Placenta previa occurs in about one in 200 pregnancies. Women who've had a placenta previa in a previous pregnancy have a 4 to 8 percent chance of a recurrence. The most common symptom of placenta previa is painless uterine bleeding.
The cause of placenta previa is unknown, but like placental abruption, a condition in which the placenta separates from the uterine wall, it's more common among women who smoke, use cocaine, or are over age 35. Women are also at increased risk if they've had previous uterine surgery, including a c-section, a D&C (dilation and curettage, in which the lining of the uterus is scraped) following a miscarriage, an abortion, or if they are carrying twins (or a higher number of multiples).
Your doctor will do an ultrasound exam to diagnose placenta previa and pinpoint the placenta's location. You'll probably need to stay in the hospital until delivery. If the bleeding stops, which it usually does, your physician will continue to monitor both you and baby. If the bleeding does not stop, or if you go into labor, your doctor will probably suggest a c-section.
If you haven't yet gone into labor but your doctor thinks you may deliver before 34 weeks, she'll probably recommend treatment with corticosteroids.
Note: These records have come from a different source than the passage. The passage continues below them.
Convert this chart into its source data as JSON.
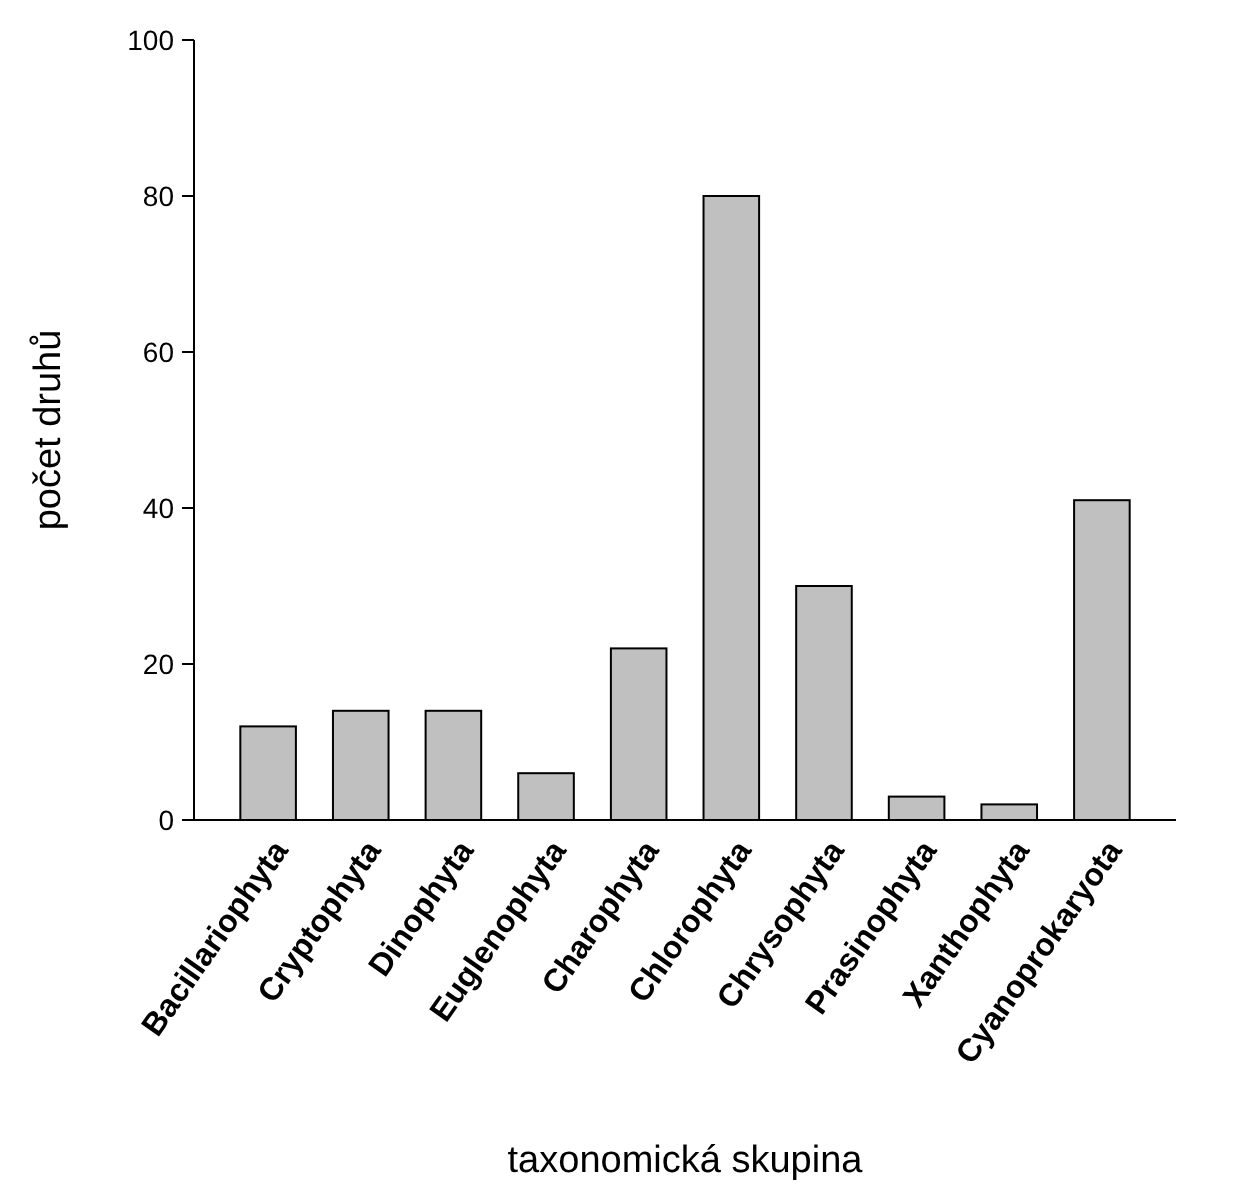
{
  "chart_data": {
    "type": "bar",
    "xlabel": "taxonomická skupina",
    "ylabel": "počet druhů",
    "categories": [
      "Bacillariophyta",
      "Cryptophyta",
      "Dinophyta",
      "Euglenophyta",
      "Charophyta",
      "Chlorophyta",
      "Chrysophyta",
      "Prasinophyta",
      "Xanthophyta",
      "Cyanoprokaryota"
    ],
    "values": [
      12,
      14,
      14,
      6,
      22,
      80,
      30,
      3,
      2,
      41
    ],
    "color": "#c0c0c0",
    "ylim": [
      0,
      100
    ],
    "yticks": [
      0,
      20,
      40,
      60,
      80,
      100
    ]
  }
}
At 36 weeks, if you haven't delivered, she may also suggest a test called amniocentesis to see if your baby's lungs are mature. Provided they are, she will likely suggest a c-section to prevent serious uterine bleeding.
Some women learn during a routine ultrasound that they have a low-lying placenta. More than 90 percent of the time, placenta previa diagnosed in the second trimester corrects itself by term. You don't need to restrict your activities or undergo any treatment. Your doctor will probably recommend another ultrasound at about 28 weeks, though, to make sure the placenta has moved away from the cervix. In the unlikely event that it hasn't, she may recommend that you cut back on activities and rest in bed.